If the next president pursues a new strategy, he or she should expect resistance from America’s entrenched foreign-policy establishment. Recent fiascos from Iraq to Libya have been bipartisan affairs, and many will seek to defend their records. Similarly, foreign-policy elites in both parties have internalized the notion that “American exceptionalism” is a license to intervene in other countries and that “universal aspirations” guarantee American success.

Despite the presence of many individuals of common sense and integrity in government, U.S. leaders have too often forgotten that jumping off a cliff is easier than climbing back to safety. Notwithstanding the election of some well-informed and thoughtful individuals to the Senate and House of Representatives, the Congress has largely abdicated its responsibility to foster serious debate on foreign policy and has failed to fulfill its constitutional role as a check on executive power. The mainstream media has become an echo chamber for a misbegotten and misguided consensus.

But Americans can no longer afford to accept bad policies in the hopes that things will somehow work out.

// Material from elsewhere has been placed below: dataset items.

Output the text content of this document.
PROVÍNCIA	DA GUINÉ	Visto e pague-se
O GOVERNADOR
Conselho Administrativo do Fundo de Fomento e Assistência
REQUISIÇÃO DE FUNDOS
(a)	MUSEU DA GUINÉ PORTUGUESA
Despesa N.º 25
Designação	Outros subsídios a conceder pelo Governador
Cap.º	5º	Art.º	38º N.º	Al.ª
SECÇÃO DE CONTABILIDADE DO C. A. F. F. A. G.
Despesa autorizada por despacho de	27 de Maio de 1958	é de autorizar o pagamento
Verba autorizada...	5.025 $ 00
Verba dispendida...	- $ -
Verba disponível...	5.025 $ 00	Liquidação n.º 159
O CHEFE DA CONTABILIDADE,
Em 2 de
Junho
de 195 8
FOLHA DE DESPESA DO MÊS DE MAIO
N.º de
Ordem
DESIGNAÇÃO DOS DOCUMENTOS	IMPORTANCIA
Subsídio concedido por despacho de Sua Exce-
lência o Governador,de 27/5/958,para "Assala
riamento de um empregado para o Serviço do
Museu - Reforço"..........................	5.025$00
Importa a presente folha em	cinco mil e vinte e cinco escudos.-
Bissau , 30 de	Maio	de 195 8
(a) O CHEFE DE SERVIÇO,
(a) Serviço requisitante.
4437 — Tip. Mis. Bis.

Today’s world is too complex and too dangerous, with more major powers, less discipline among international blocs and factions, and greater power for nonstate actors. In the past, geography and American power allowed Washington to make serious mistakes at relatively low cost. In the future, the United States will not be able to count on this luxury. With determined leadership, the same executive power that has been used so irresponsibly over the past two decades can put the country back on a sustainable path, with periodic course corrections from an active Congress and a discerning media. The next president cannot single-handedly fix the Congress or the media, but he or she can and should take a hard look at the executive branch, particularly the bloated National Security Council. Of course, any significant change in U.S. foreign policy will also require the new president to select top officials based on their alignment with his or her objectives and style rather than political correctness or perfect résumés. To do otherwise would be to sabotage any efforts at change from the start.